None of the officers were criminally charged with causing Taylor's death.
The officer indicted was former Detective Brett Hankison, Attorney General Daniel Cameron told reporters:
"The grand jury voted to return an indictment against detective Hankinson for three counts of wanton endangerment, for wantonly placing the three individuals in apartment 3 in danger of serious physical injury or death... If found guilty, the accused can serve up to five years for each count."
Wanton endangerment in the first degree represents the lowest level of felony crime in Kentucky.
Twenty-six-year-old Taylor, a Black medical worker, was in bed in her Louisville apartment when police broke down her door with a battering ram shortly after midnight, the family's representatives have said.
She was shot dead in front of her boyfriend - who prosecutors said had a weapon - shortly after midnight, after Hankison and his two colleagues forced their way in with a so-called 'no knock' warrant.
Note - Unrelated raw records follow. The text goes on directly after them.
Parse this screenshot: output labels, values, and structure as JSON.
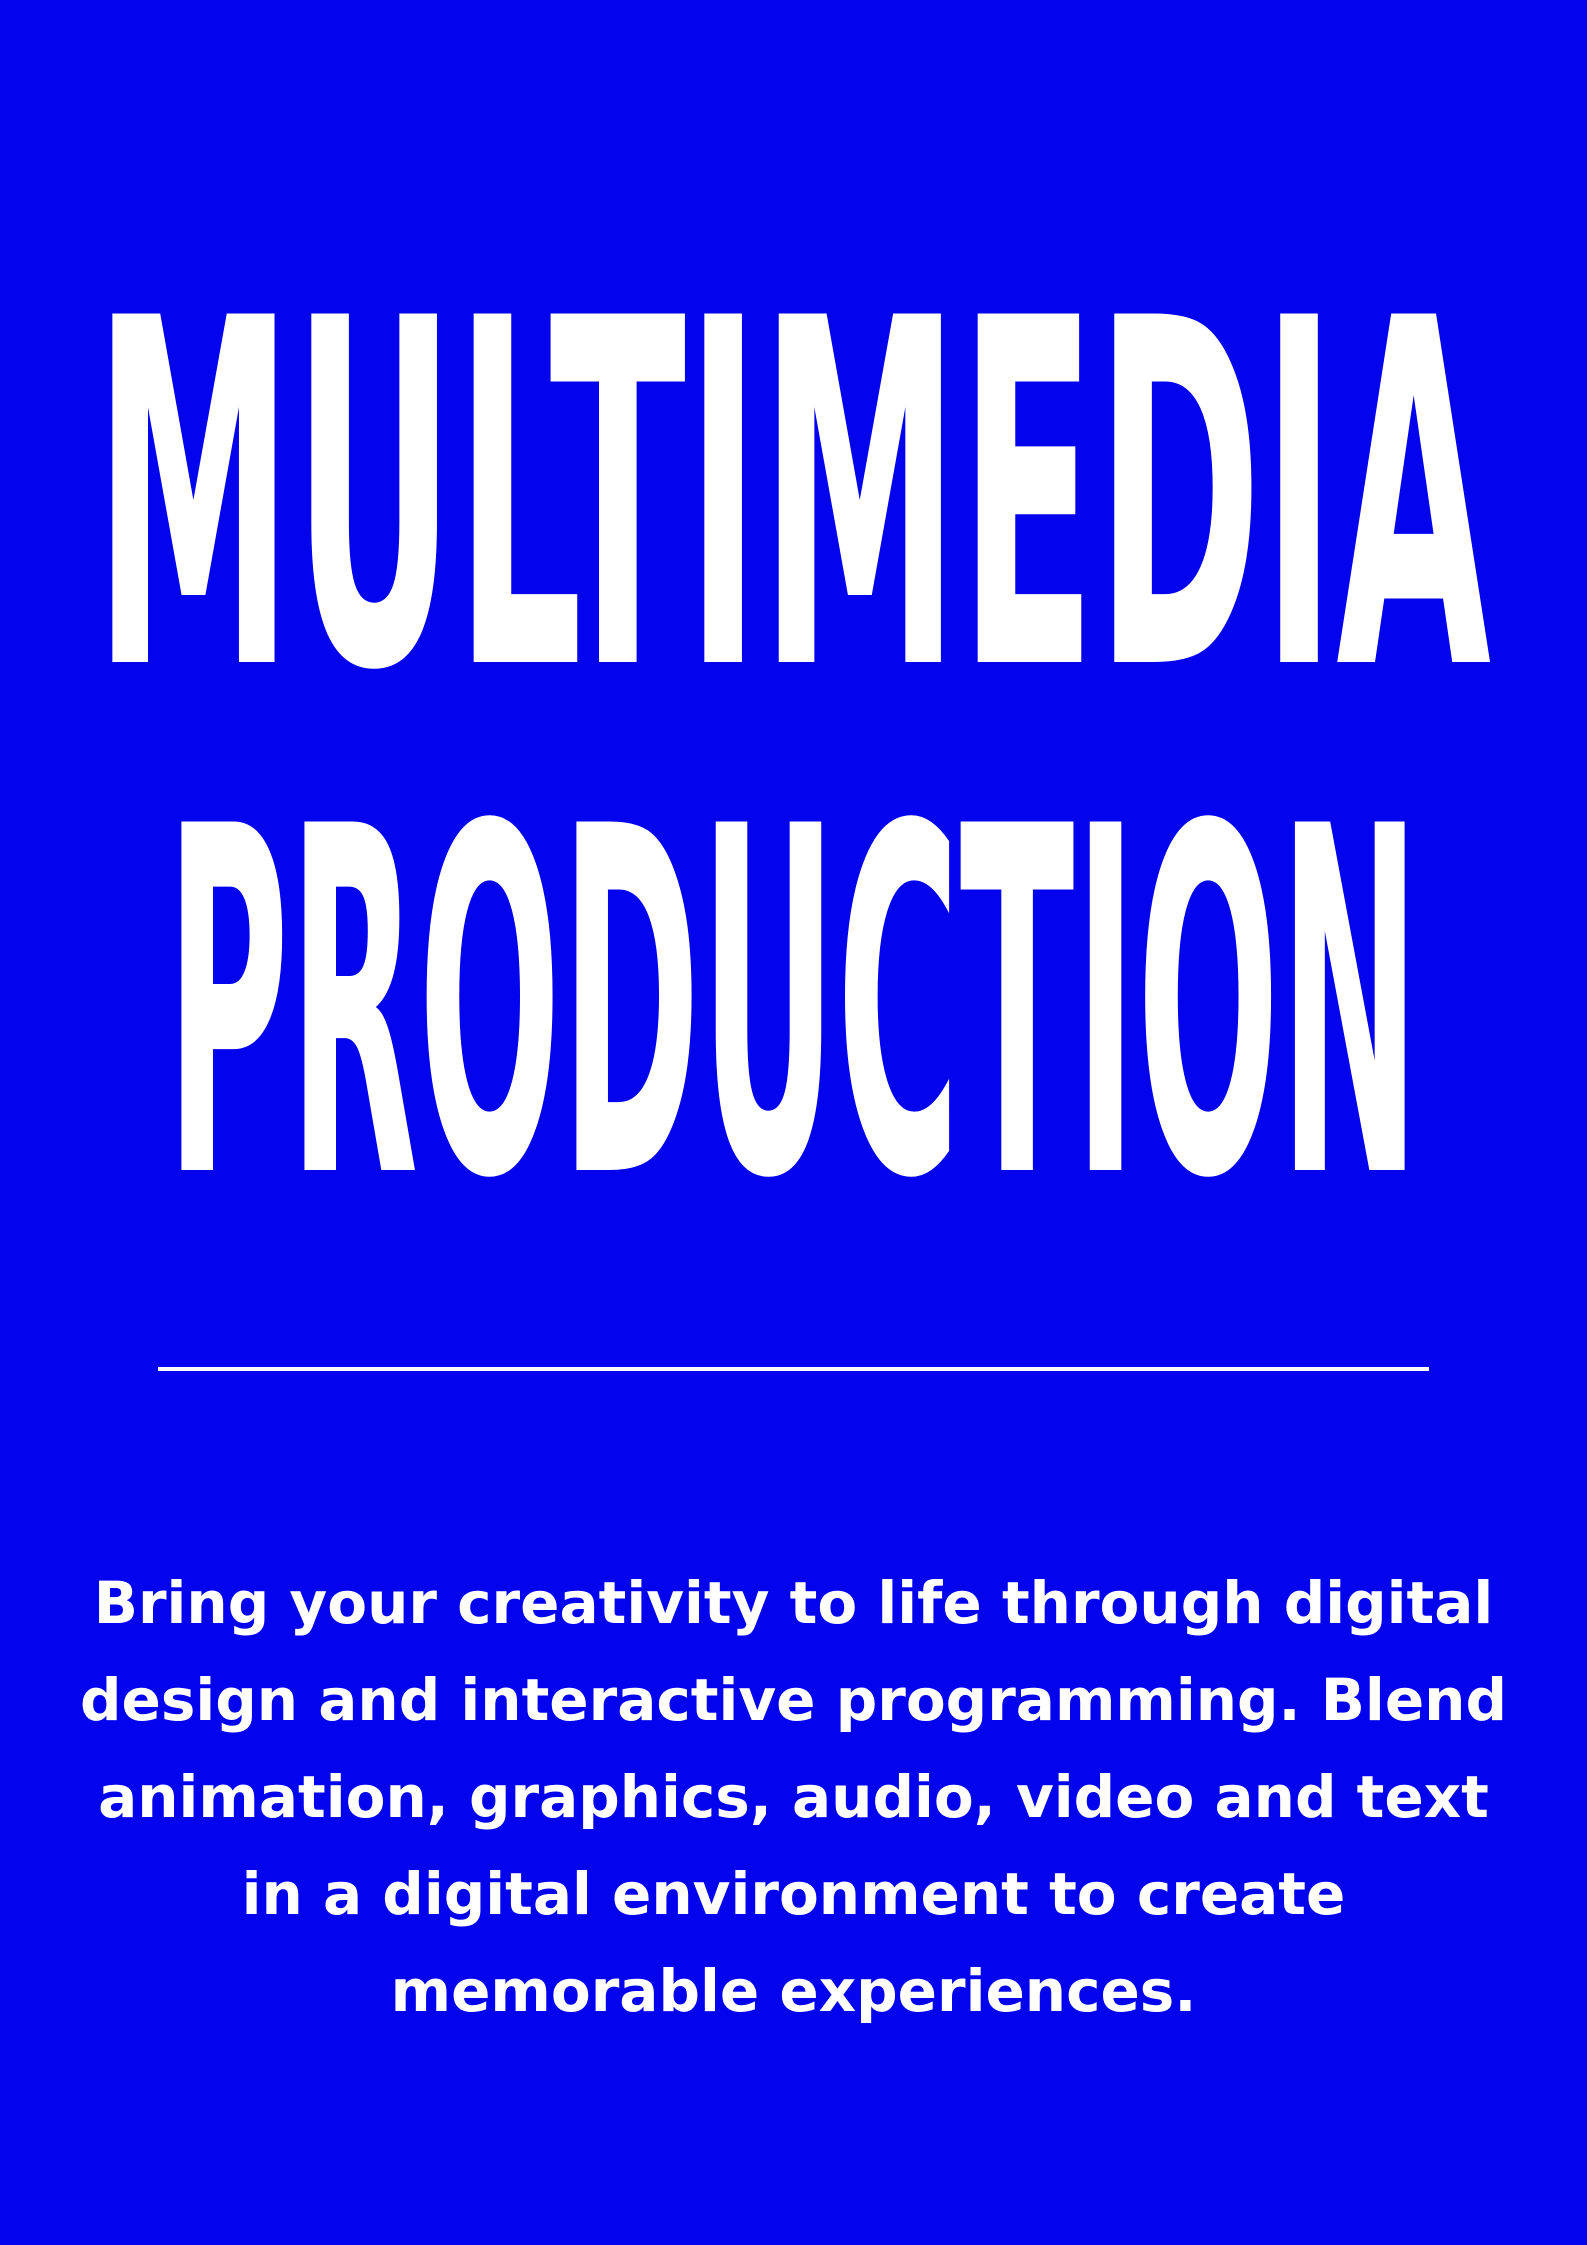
{
  "colors": {
    "background": "#0303ee",
    "text": "#ffffff"
  },
  "title": {
    "line1": "MULTIMEDIA",
    "line2": "PRODUCTION"
  },
  "description": "Bring your creativity to life through digital design and interactive programming.  Blend animation, graphics, audio, video and text in a digital environment to create memorable experiences."
}
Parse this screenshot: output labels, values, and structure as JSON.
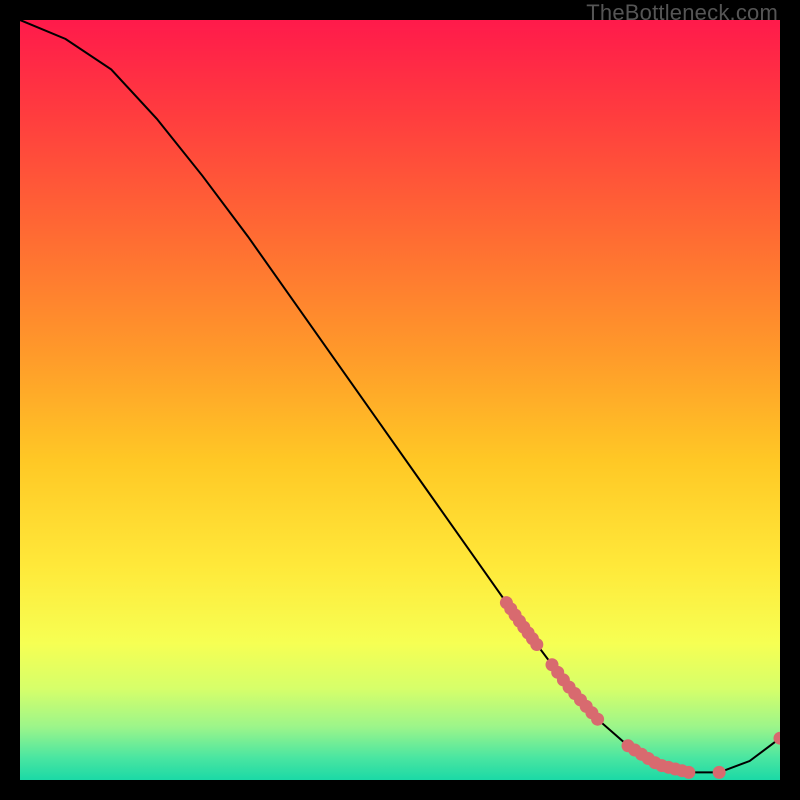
{
  "attribution": "TheBottleneck.com",
  "chart_data": {
    "type": "line",
    "title": "",
    "xlabel": "",
    "ylabel": "",
    "xlim": [
      0,
      100
    ],
    "ylim": [
      0,
      100
    ],
    "x": [
      0,
      6,
      12,
      18,
      24,
      30,
      36,
      42,
      48,
      54,
      60,
      66,
      72,
      76,
      80,
      84,
      88,
      92,
      96,
      100
    ],
    "y": [
      100,
      97.5,
      93.5,
      87,
      79.5,
      71.5,
      63,
      54.5,
      46,
      37.5,
      29,
      20.5,
      12.5,
      8,
      4.5,
      2,
      1,
      1,
      2.5,
      5.5
    ],
    "dot_clusters": [
      {
        "start_x": 64,
        "end_x": 68,
        "count": 8
      },
      {
        "start_x": 70,
        "end_x": 76,
        "count": 9
      },
      {
        "start_x": 80,
        "end_x": 88,
        "count": 10
      },
      {
        "start_x": 92,
        "end_x": 92.5,
        "count": 1
      },
      {
        "start_x": 100,
        "end_x": 100,
        "count": 1
      }
    ],
    "gradient_stops": [
      {
        "offset": 0.0,
        "color": "#ff1a4b"
      },
      {
        "offset": 0.12,
        "color": "#ff3b3f"
      },
      {
        "offset": 0.28,
        "color": "#ff6a33"
      },
      {
        "offset": 0.44,
        "color": "#ff9a2a"
      },
      {
        "offset": 0.58,
        "color": "#ffc825"
      },
      {
        "offset": 0.72,
        "color": "#ffe93a"
      },
      {
        "offset": 0.82,
        "color": "#f6ff53"
      },
      {
        "offset": 0.88,
        "color": "#d6ff6a"
      },
      {
        "offset": 0.93,
        "color": "#9cf58a"
      },
      {
        "offset": 0.97,
        "color": "#4be6a1"
      },
      {
        "offset": 1.0,
        "color": "#1bd9a6"
      }
    ],
    "dot_color": "#d86a6f",
    "line_color": "#000000"
  }
}
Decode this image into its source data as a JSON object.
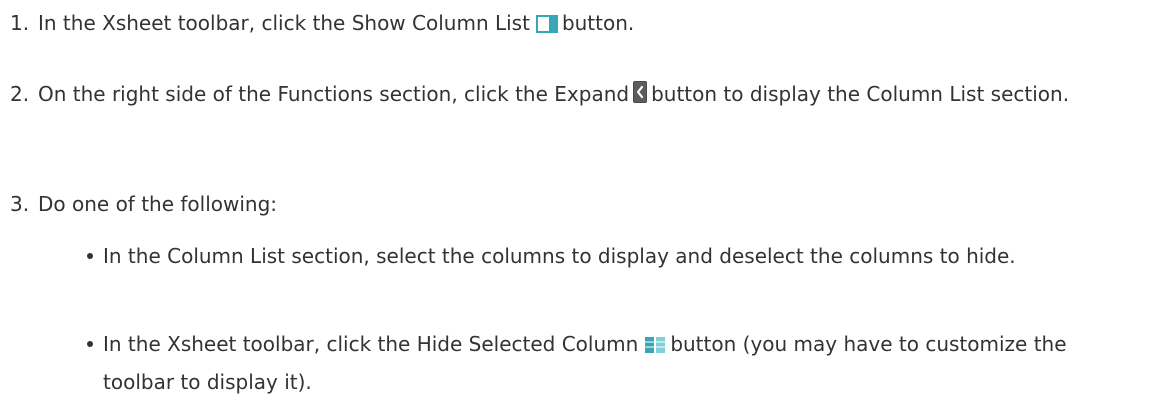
{
  "steps": [
    {
      "number": "1.",
      "before": "In the Xsheet toolbar, click the Show Column List",
      "after": "button.",
      "icon": "show-column-list-icon"
    },
    {
      "number": "2.",
      "before": "On the right side of the Functions section, click the Expand",
      "after": "button to display the Column List section.",
      "icon": "expand-icon"
    },
    {
      "number": "3.",
      "text": "Do one of the following:",
      "bullets": [
        {
          "text": "In the Column List section, select the columns to display and deselect the columns to hide."
        },
        {
          "before": "In the Xsheet toolbar, click the Hide Selected Column",
          "after": "button (you may have to customize the toolbar to display it).",
          "icon": "hide-selected-column-icon"
        }
      ]
    }
  ],
  "colors": {
    "text": "#333333",
    "icon_accent": "#3aa6b5"
  }
}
Hankison fired his weapon 10 times. Some of the bullets traveled through Taylor's apartment into an adjacent unit, where a man, a pregnant woman and a child were at home.
The two other officers, Sergeant Jonathan Mattingly and Detective Myles Cosgrove, were not charged because - under Kentucky law - they were justified in returning fire after Taylor's boyfriend, Kenneth Walker, shot at them, wounding Mattingly in the thigh.
Demonstrators took to the streets of Louisville and surrounding neighborhoods demanding justice. The attorney general called for calm as the city braced for more protests:
"Mob justice, is not justice. Justice sought by violence is not justice. It just becomes revenge."
Benjamin Crump, a civil rights lawyer representing the Taylor family, said Wednesday's grand jury decision was "outrageous."